How many times do we see the same questions being asked, basic or otherwise? To answer my own question, a lot. That’s just human nature in part, certainly, but it’s also, I think, because the tools we have for using these forums are vestigial, and people just don’t have the information they need at their fingertips. User confusion and frustration will kill a community faster than goatse images. We’re all so used to using this app that I think we lose sight of just how daunting it is for new users. The site I’m building for an existing community on a different platform has taught me that, very quickly.

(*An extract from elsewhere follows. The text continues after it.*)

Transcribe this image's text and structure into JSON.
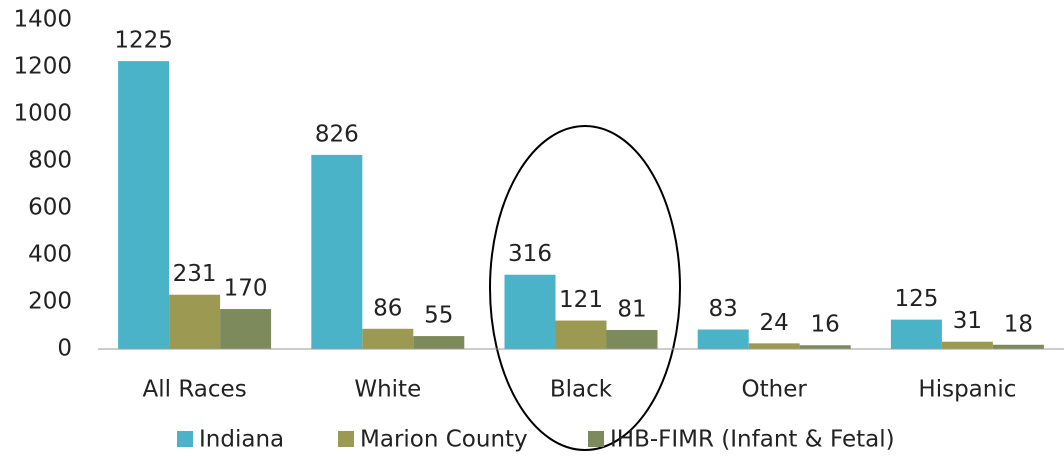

Not a comprehensive list, but just stuff that comes immediately to mind: things like the lack of a link in the overall forums directory view to the last post in a thread, thread pagination links, or the username of the thread starter, like the inability suddenly to post code, like the lack of pagination to get to older threads in the forums directory (which leads to a ‘uh, now where do I go to see older threads’ reaction, in me, at least, a question to which I still don’t know an answer that doesn’t involve an awful lot of clicks and blind alleys), like the fact that a and a:visited elements are styled the same, like the eyestrainy new design, like conversation being fractured between activity stream and forum posts, like the loss of the ability to favorite threads to bookmark them for later and a place to easily survey and keep up with the threads we’ve started or commented in, well, it’s death by a thousand cuts at the moment.
Don’t take this as just moaning, though. I don’t mean to insult anyone, and I know how much my feelings are hurt when my own users level harsh criticism of my design decisions. I love BP, I think @apeatling and everyone else involved in building and supporting BP, ‘officially’ or not, are doing a great job, and I see nothing but further successes. But I think BP itself, as it stands, without thinking a little bit (OK, a lot) more about how actual users use it, is a poor match for this site, so far. It wasn’t that great in the old design, but it’s orders of magnitudes more confusing and difficult to use now, even for someone like me who’s been nipples-deep in BP for many months.
OK, I’ve typed enough. I’m going back to work on my Stylish Firefox extension stylesheet for this site so that the low-contrast doesn’t give me headaches any more.